Jeanne doesn’t realize that her husband and her mother have wandered off with Jude until she finds herself alone with her father.

She hasn’t discussed her mother’s condition with him for some time. She does not want to tell him or her husband how earlier in the week, when her mother was visiting, she’d forced herself to go out and sit by the pool while her son was napping. As soon as she put her feet in the water, she glanced up and saw her mother watching her from the terrace. Her mother looked bewildered, as though she had no idea where she was. Jeanne was in the middle of a phone call with James. She ended the call quickly and ran upstairs, and by the time she reached the apartment her mother was standing by the door. She pushed the door shut, grabbed Jeanne by the shoulders, and slammed her into it. Had Carole been bigger, she might have cracked open Jeanne’s head. Jeanne kept saying, “Manman, Manman,” like an incantation, until it brought her back.

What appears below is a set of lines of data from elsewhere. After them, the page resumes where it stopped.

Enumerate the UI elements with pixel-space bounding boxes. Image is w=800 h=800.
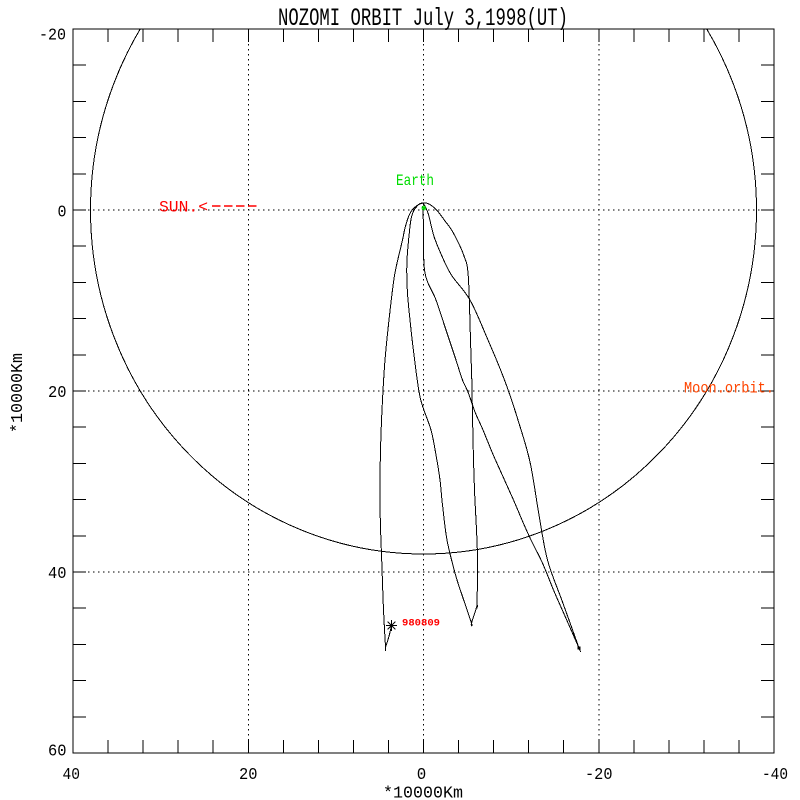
svg-text:-20: -20 (39, 27, 66, 46)
svg-text:980809: 980809 (402, 618, 440, 630)
svg-text:60: 60 (48, 743, 67, 762)
svg-text:SUN.<: SUN.< (159, 199, 208, 217)
svg-text:Earth: Earth (396, 172, 434, 190)
svg-text:*10000Km: *10000Km (9, 353, 28, 433)
svg-text:*10000Km: *10000Km (383, 785, 463, 800)
svg-text:0: 0 (58, 204, 67, 223)
svg-text:NOZOMI ORBIT July 3,1998(UT): NOZOMI ORBIT July 3,1998(UT) (278, 4, 568, 33)
svg-text:Moon.orbit.: Moon.orbit. (684, 380, 774, 398)
svg-text:40: 40 (63, 766, 81, 785)
svg-text:20: 20 (239, 766, 258, 785)
svg-text:0: 0 (417, 766, 427, 785)
svg-text:-20: -20 (585, 766, 613, 785)
svg-text:20: 20 (48, 384, 67, 403)
svg-text:-40: -40 (762, 766, 788, 785)
svg-text:40: 40 (48, 565, 67, 584)
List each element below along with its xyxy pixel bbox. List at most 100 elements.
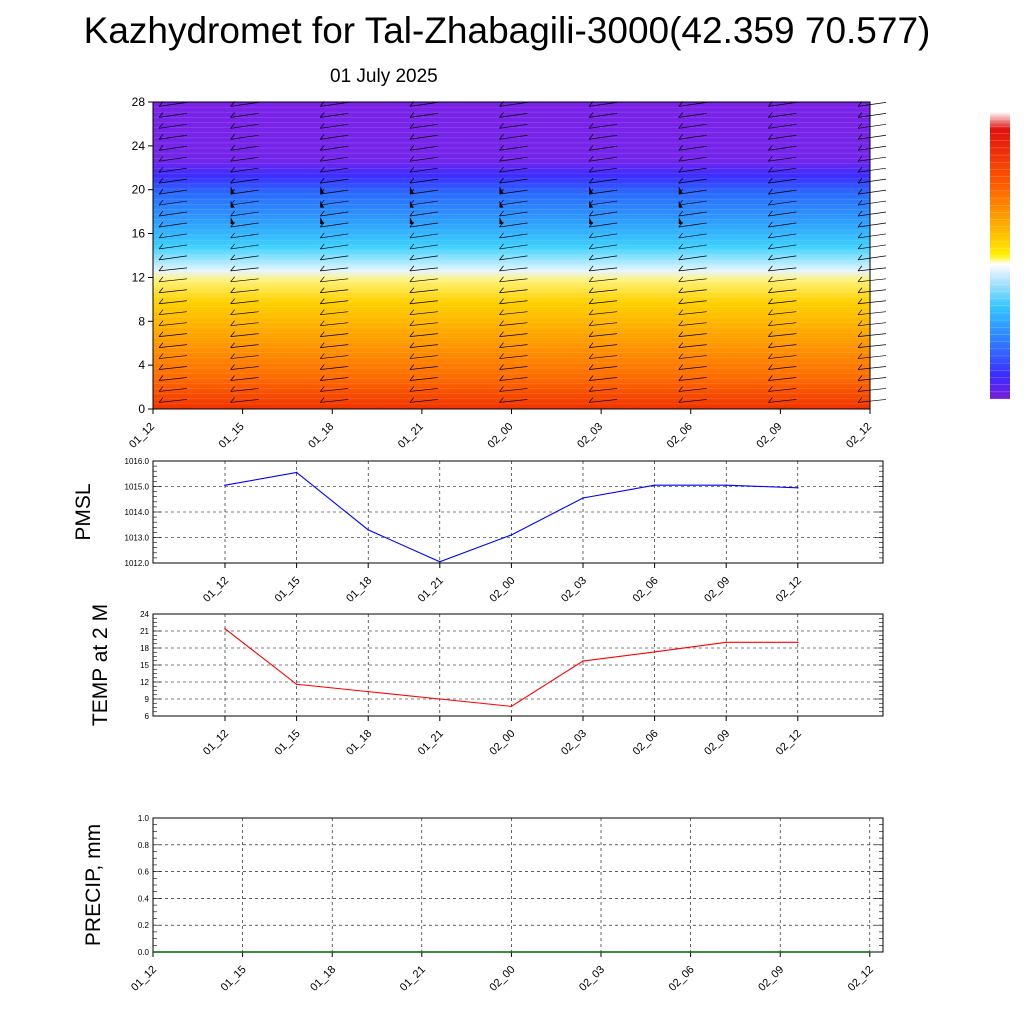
wind-barb	[768, 233, 797, 239]
wind-barb	[320, 399, 349, 403]
wind-barb-flag	[857, 320, 863, 326]
wind-barb-flag	[588, 353, 594, 359]
wind-barb-flag	[499, 155, 504, 162]
wind-barb-flag	[499, 364, 504, 370]
wind-barb	[857, 399, 887, 403]
wind-barb-flag	[319, 123, 325, 129]
wind-barb-flag	[158, 254, 164, 261]
data-point	[224, 627, 226, 630]
wind-barb	[857, 113, 887, 118]
wind-barb-flag	[158, 134, 164, 140]
wind-barb	[857, 145, 887, 151]
wind-barb	[320, 377, 349, 381]
wind-barb-flag	[588, 134, 594, 140]
wind-barb	[409, 102, 438, 107]
wind-barb-flag	[857, 364, 863, 370]
data-point	[510, 705, 513, 708]
wind-barb	[678, 300, 707, 305]
wind-barb-column	[499, 101, 528, 403]
wind-barb-flag	[230, 397, 235, 403]
wind-barb-flag	[409, 177, 415, 184]
wind-barb-flag	[768, 331, 773, 337]
wind-barb	[320, 344, 349, 348]
x-tick-label: 01_18	[306, 421, 336, 451]
wind-barb-flag	[319, 265, 325, 272]
wind-barb-flag	[158, 298, 164, 304]
wind-barb-flag	[857, 375, 863, 381]
wind-barb-flag	[588, 386, 594, 392]
wind-barb	[158, 145, 188, 151]
wind-barb-flag	[158, 155, 164, 162]
wind-barb	[678, 399, 707, 403]
wind-barb-flag	[678, 134, 684, 140]
data-point	[653, 651, 656, 653]
x-tick-label: 02_12	[846, 964, 876, 994]
wind-barb-pennant	[589, 200, 594, 208]
chart-title: Kazhydromet for Tal-Zhabagili-3000(42.35…	[83, 10, 931, 51]
wind-barb	[768, 355, 797, 359]
x-tick-label: 02_00	[487, 575, 517, 605]
wind-barb	[499, 123, 528, 129]
wind-barb	[158, 167, 188, 173]
wind-barb-flag	[588, 210, 594, 217]
wind-barb	[678, 189, 707, 195]
wind-barb-flag	[499, 342, 504, 348]
wind-barb-flag	[319, 276, 325, 283]
wind-barb-flag	[588, 397, 594, 403]
wind-barb-flag	[319, 177, 325, 184]
wind-barb-flag	[158, 188, 164, 195]
wind-barb-flag	[588, 331, 594, 337]
wind-barb	[589, 211, 618, 217]
wind-barb-flag	[588, 155, 594, 162]
wind-barb-flag	[499, 386, 504, 392]
wind-barb	[409, 377, 438, 381]
wind-barb	[409, 222, 438, 228]
wind-barb	[857, 311, 887, 316]
wind-barb-flag	[768, 320, 773, 326]
wind-barb-pennant	[409, 217, 414, 225]
y-tick-label: 0.6	[138, 868, 150, 877]
wind-barb	[678, 322, 707, 327]
wind-barb-flag	[588, 320, 594, 326]
wind-barb	[499, 300, 528, 305]
wind-barb	[158, 211, 188, 217]
wind-barb-column	[158, 101, 188, 403]
wind-barb-flag	[409, 342, 415, 348]
wind-barb-flag	[768, 112, 773, 118]
wind-barb-flag	[409, 320, 415, 326]
wind-barb	[409, 134, 438, 140]
wind-barb	[589, 189, 618, 195]
wind-barb-flag	[588, 364, 594, 370]
wind-barb	[409, 267, 438, 272]
wind-barb	[857, 102, 887, 107]
wind-barb-flag	[319, 309, 325, 315]
wind-barb	[158, 178, 188, 184]
wind-barb-flag	[768, 353, 773, 359]
wind-barb	[499, 388, 528, 392]
wind-barb-flag	[409, 353, 415, 359]
wind-barb	[678, 134, 707, 140]
wind-barb-flag	[678, 298, 684, 304]
wind-barb-flag	[678, 342, 684, 348]
wind-barb-flag	[409, 134, 415, 140]
wind-barb-flag	[768, 166, 773, 173]
wind-barb-flag	[857, 232, 863, 239]
data-point	[439, 560, 441, 563]
wind-barb	[589, 102, 618, 107]
wind-barb-flag	[499, 309, 504, 315]
wind-barb	[589, 134, 618, 140]
wind-barb-flag	[319, 386, 325, 392]
wind-barb	[589, 300, 618, 305]
wind-barb-flag	[857, 331, 863, 337]
wind-barb-flag	[678, 210, 684, 217]
wind-barb	[857, 388, 887, 392]
x-tick-label: 02_06	[631, 728, 661, 758]
wind-barb-flag	[678, 375, 684, 381]
wind-barb-flag	[678, 386, 684, 392]
wind-barb-flag	[768, 265, 773, 272]
x-tick-label: 01_18	[344, 575, 374, 605]
data-point	[510, 534, 513, 536]
wind-barb	[857, 333, 887, 337]
wind-barb	[320, 156, 349, 162]
x-tick-label: 02_06	[667, 964, 697, 994]
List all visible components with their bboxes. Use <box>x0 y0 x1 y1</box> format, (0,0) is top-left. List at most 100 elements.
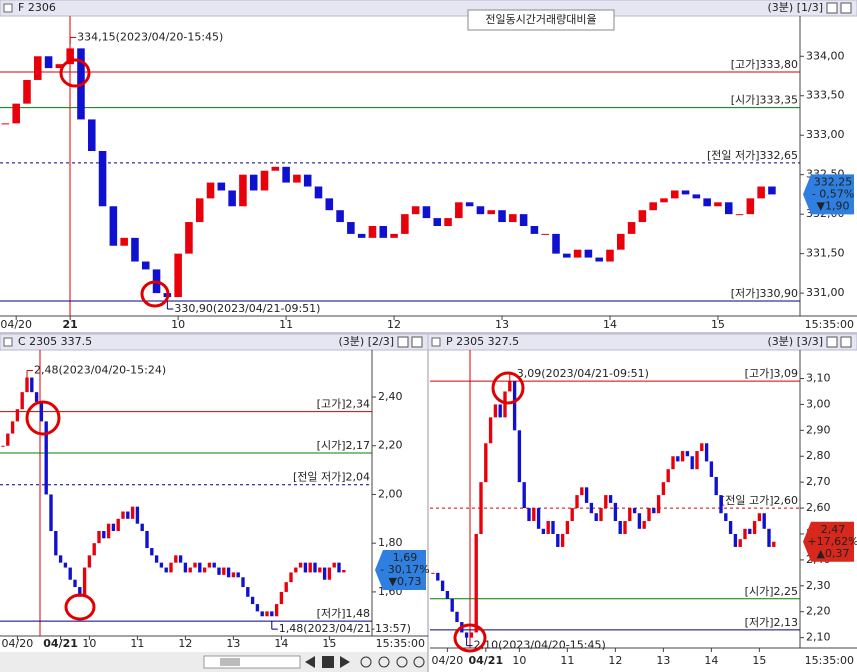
candle <box>49 494 53 532</box>
candle <box>294 567 298 573</box>
level-label: [시가]2,25 <box>745 585 798 598</box>
zoom-out[interactable] <box>378 656 390 668</box>
candle <box>469 632 474 638</box>
candle <box>493 404 498 418</box>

“What happened?” her mother asked.

Jeanne wanted to call an ambulance, or at least her father, but she was in shock and her mother seemed fine the rest of the day. Jeanne avoided her as much as she could, let her watch a talk show she liked, and made sure that she was not left alone with Jude.

The next day, her mother showed up after James had gone to work and began shouting at her in Creole. “You have to fight the devil,” she yelled. “Stop being selfish and living for yourself. Start living for your child.”

Those incidents have made Jeanne afraid both of and for her mother. She agreed to go through with the christening in the hope that it might help. Maybe her mother was only pretending to be losing her mind in order to get her way.

Sitting next to James on their living-room sofa, with Jude in her arms, Carole appears calmer than she has all week. Paul is sitting on the other side of her, and the three of them seem to be talking about Jude, or about children in general. Then James’s friend Marcos joins them, and Jude reaches out for his big cloud of an Afro.

Jeanne wonders how her brother could fail to notice that their mother is deteriorating. In all their conversations about the christening, he never mentioned Carole’s state of mind. Was it because he was used to seeing her as a pious woman, not as his mother but as his “sister” in the Lord? Paul has never paid much attention to practical things. He spent most of their childhood reading books that even the adults they knew had never heard of, obscure novels and anthropological studies, the biographies of famous theologians and saints. Before he officially joined their mother’s church, when he was a senior in high school, he had considered becoming a priest. He was always more concerned about the next world than he was about this one.

Her mother motions for Paul to scoot over, then lowers Jude into the space between them on the sofa. Jude turns his face back and forth and keeps looking up at the adults, especially at James.

“How are you these days?” Jeanne’s father asks. As he speaks to Jeanne, he’s looking at her mother in a way she has never seen before, with neither admiration nor love but alarm, or even distress.

“O.K.,” she says. Usually that is enough for him. Her father, like her husband, doesn’t usually push. But this time he does.

“Why do all this today?” her father asks, though he already knows the answer. “Did you have this child for her, too? Because she won’t be able to take care of him for you. You’ll have to do it for yourself.”

“Of course I didn’t have my son for her,” Jeanne says.

“Then why have him?” he asks. “It doesn’t seem like you want him.”

This, whatever it is that she is feeling, she wants to tell him, isn’t about not wanting her son. It’s about not being up to the task; the job is too grand, too permanent, even with her husband’s help. It’s hard to explain to her father or to anyone else, but something that was supposed to kick in, maybe a light that was meant to turn on in her head, never did. Despite her complete physical transformation, at times she feels as though she had not given birth at all. It’s not that she doesn’t want her son, or wishes he hadn’t been born; it’s just that she can’t believe that he is truly hers.

She’s desperate to change the subject. “What’s really wrong with Manman?” she asks.

“We’re not done talking about you,” her father says.

“What’s wrong with her?” she insists.

“She’s not herself,” he says.

“It’s more than that.”

“What do you want me to say?”

“We need to know the truth.”

“We,” he says, pointing to her mother, then to himself, “already know the truth.”

Jeanne hears her mother laughing, softly at first then louder, at something that either James or Marcos has said. She realizes that possibly there have been doctors, a diagnosis, one that her parents are keeping to themselves.

“What are you saying?” she asks.

“I’ll soon have to put her somewhere,” he says.

She thinks of the expense and how her mother will not be the only one who is dislocated. Her father may have to sell the house in order to afford a decent place where her mother won’t be neglected or abused. She thinks of the irony of her family’s not being able to take care of her mother, who has dedicated so much of her life to them.

“I’m not saying it will happen tomorrow, but we’ll have to put her somewhere one day.”

Jeanne hasn’t seen the pain in her father’s face before, because she hasn’t been looking for it. She hasn’t been thinking about other people’s pain at all. But now she can see the change in him. His hair is grayer and his voice drags. His eyes are red from lack of sleep, his face weathered with worry.